PeaceBang, I knew it was just a matter of time. Today she wrote (“Why I’m getting more Calvinistic“):
I just don’t think we can’t be trusted with just plain Self-Culture in the manner that Emerson preached it, and toward which Channing and Henry Ware, Jr.’s optimistic Christianity pointed us.
Yeah, that’s what I said a while back, and which is why today I call myself a Unitarian Universalist minister (“for identification purposes only”, as they say in the petition trade) but am by no means a Unitarian.
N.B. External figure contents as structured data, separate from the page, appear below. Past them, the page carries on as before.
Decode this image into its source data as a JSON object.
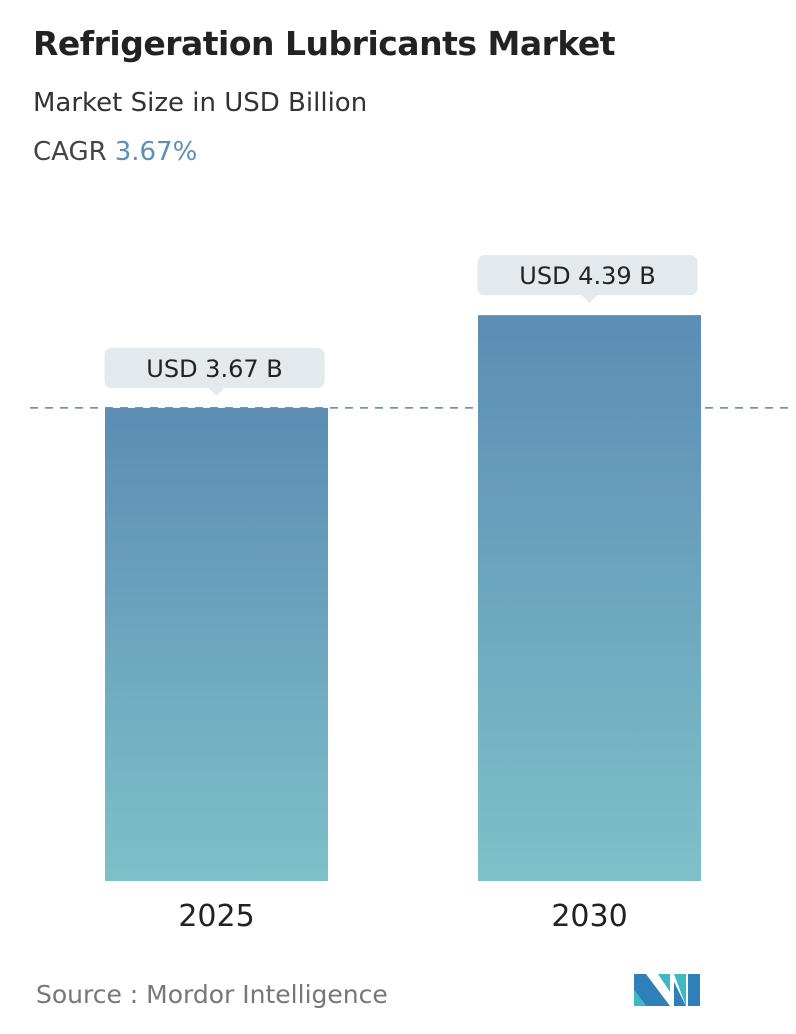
{
  "header": {
    "title": "Refrigeration Lubricants Market",
    "subtitle": "Market Size in USD Billion",
    "cagr_label": "CAGR",
    "cagr_value": "3.67%"
  },
  "chart_data": {
    "type": "bar",
    "categories": [
      "2025",
      "2030"
    ],
    "values": [
      3.67,
      4.39
    ],
    "data_labels": [
      "USD 3.67 B",
      "USD 4.39 B"
    ],
    "title": "Refrigeration Lubricants Market",
    "ylabel": "Market Size in USD Billion",
    "grid": false,
    "reference_line": 3.67,
    "colors": {
      "bar_top": "#5b8db5",
      "bar_bottom": "#7fc0c8",
      "label_bg": "#e3e9ec",
      "reference_line": "#5a86a8"
    }
  },
  "footer": {
    "source": "Source :  Mordor Intelligence",
    "logo_text": "Mordor Intelligence"
  }
}
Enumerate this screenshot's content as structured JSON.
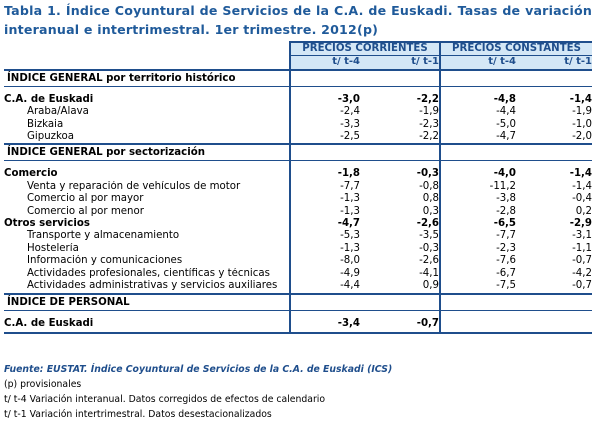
{
  "title": "Tabla 1. Índice Coyuntural de Servicios de la C.A. de Euskadi. Tasas de variación interanual e intertrimestral. 1er trimestre. 2012(p)",
  "headers": {
    "group1": "PRECIOS CORRIENTES",
    "group2": "PRECIOS CONSTANTES",
    "sub": [
      "t/ t-4",
      "t/ t-1",
      "t/ t-4",
      "t/ t-1"
    ]
  },
  "sections": [
    {
      "title": "ÍNDICE GENERAL por territorio histórico",
      "rows": [
        {
          "label": "C.A. de Euskadi",
          "bold": true,
          "indent": false,
          "values": [
            "-3,0",
            "-2,2",
            "-4,8",
            "-1,4"
          ]
        },
        {
          "label": "Araba/Álava",
          "bold": false,
          "indent": true,
          "values": [
            "-2,4",
            "-1,9",
            "-4,4",
            "-1,9"
          ]
        },
        {
          "label": "Bizkaia",
          "bold": false,
          "indent": true,
          "values": [
            "-3,3",
            "-2,3",
            "-5,0",
            "-1,0"
          ]
        },
        {
          "label": "Gipuzkoa",
          "bold": false,
          "indent": true,
          "values": [
            "-2,5",
            "-2,2",
            "-4,7",
            "-2,0"
          ]
        }
      ]
    },
    {
      "title": "ÍNDICE GENERAL por sectorización",
      "rows": [
        {
          "label": "Comercio",
          "bold": true,
          "indent": false,
          "values": [
            "-1,8",
            "-0,3",
            "-4,0",
            "-1,4"
          ]
        },
        {
          "label": "Venta y reparación de vehículos de motor",
          "bold": false,
          "indent": true,
          "values": [
            "-7,7",
            "-0,8",
            "-11,2",
            "-1,4"
          ]
        },
        {
          "label": "Comercio al por mayor",
          "bold": false,
          "indent": true,
          "values": [
            "-1,3",
            "0,8",
            "-3,8",
            "-0,4"
          ]
        },
        {
          "label": "Comercio al por menor",
          "bold": false,
          "indent": true,
          "values": [
            "-1,3",
            "0,3",
            "-2,8",
            "0,2"
          ]
        },
        {
          "label": "Otros servicios",
          "bold": true,
          "indent": false,
          "values": [
            "-4,7",
            "-2,6",
            "-6,5",
            "-2,9"
          ]
        },
        {
          "label": "Transporte y almacenamiento",
          "bold": false,
          "indent": true,
          "values": [
            "-5,3",
            "-3,5",
            "-7,7",
            "-3,1"
          ]
        },
        {
          "label": "Hostelería",
          "bold": false,
          "indent": true,
          "values": [
            "-1,3",
            "-0,3",
            "-2,3",
            "-1,1"
          ]
        },
        {
          "label": "Información y comunicaciones",
          "bold": false,
          "indent": true,
          "values": [
            "-8,0",
            "-2,6",
            "-7,6",
            "-0,7"
          ]
        },
        {
          "label": "Actividades profesionales, científicas y técnicas",
          "bold": false,
          "indent": true,
          "values": [
            "-4,9",
            "-4,1",
            "-6,7",
            "-4,2"
          ]
        },
        {
          "label": "Actividades administrativas y servicios auxiliares",
          "bold": false,
          "indent": true,
          "values": [
            "-4,4",
            "0,9",
            "-7,5",
            "-0,7"
          ]
        }
      ]
    },
    {
      "title": "ÍNDICE DE PERSONAL",
      "rows": [
        {
          "label": "C.A. de Euskadi",
          "bold": true,
          "indent": false,
          "values": [
            "-3,4",
            "-0,7",
            "",
            ""
          ]
        }
      ]
    }
  ],
  "notes": {
    "source": "Fuente: EUSTAT. Índice Coyuntural de Servicios de la C.A. de Euskadi (ICS)",
    "lines": [
      "(p) provisionales",
      "t/ t-4 Variación interanual. Datos corregidos de efectos de calendario",
      "t/ t-1 Variación intertrimestral. Datos desestacionalizados"
    ]
  },
  "colors": {
    "accent": "#1f4e8c",
    "header_bg": "#d4e7f6",
    "title": "#1f5a9a"
  }
}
It has made me, in part, the Universalist I am today, and that was before — both logically and chronologically — I began to profess Trinitarian theology. Why the change? A matter of observation. Most theologians, lay or ordained, tend to fall in love with the philosophy that undergirds their beliefs and will often defend their philosophy even when the roof leaks and the foundation cracks. Rookies can be forgiven, if corrected, but seasoned ideologues are a menace. That’s the difference between old and mature. Christianity suffers continually this way — how else can it be used to champion every cause under the sun? Unitarian Universalism does too.
In short, Unitarian optimism starts off as reforming vision and morphs into an astigmatic blur, if a well-written and even pithy one. It doesn’t need to, but it always seem to end there. I think what PeaceBang identifies as Calvinism is the plain observation that people don’t improve automagically. Paul’s self-reflection of doing what he doesn’t want, and not doing what he wants has always read more true than protestation of self-culture. (Romans 7:19, see also 2 Corinthians 12:7) Not so much Calvinist as experiential, and there’s nothing per se un-Unitarian Universalist about that which is one reason I can stay.
Obligatory Morrissey reference: Listen to “The Boy with a Thorn in His Side” on The Smiths album, The Queen Is Dead. (Wikipedia site) Hmm, that’s probably not a welcome sentiment in Nepal.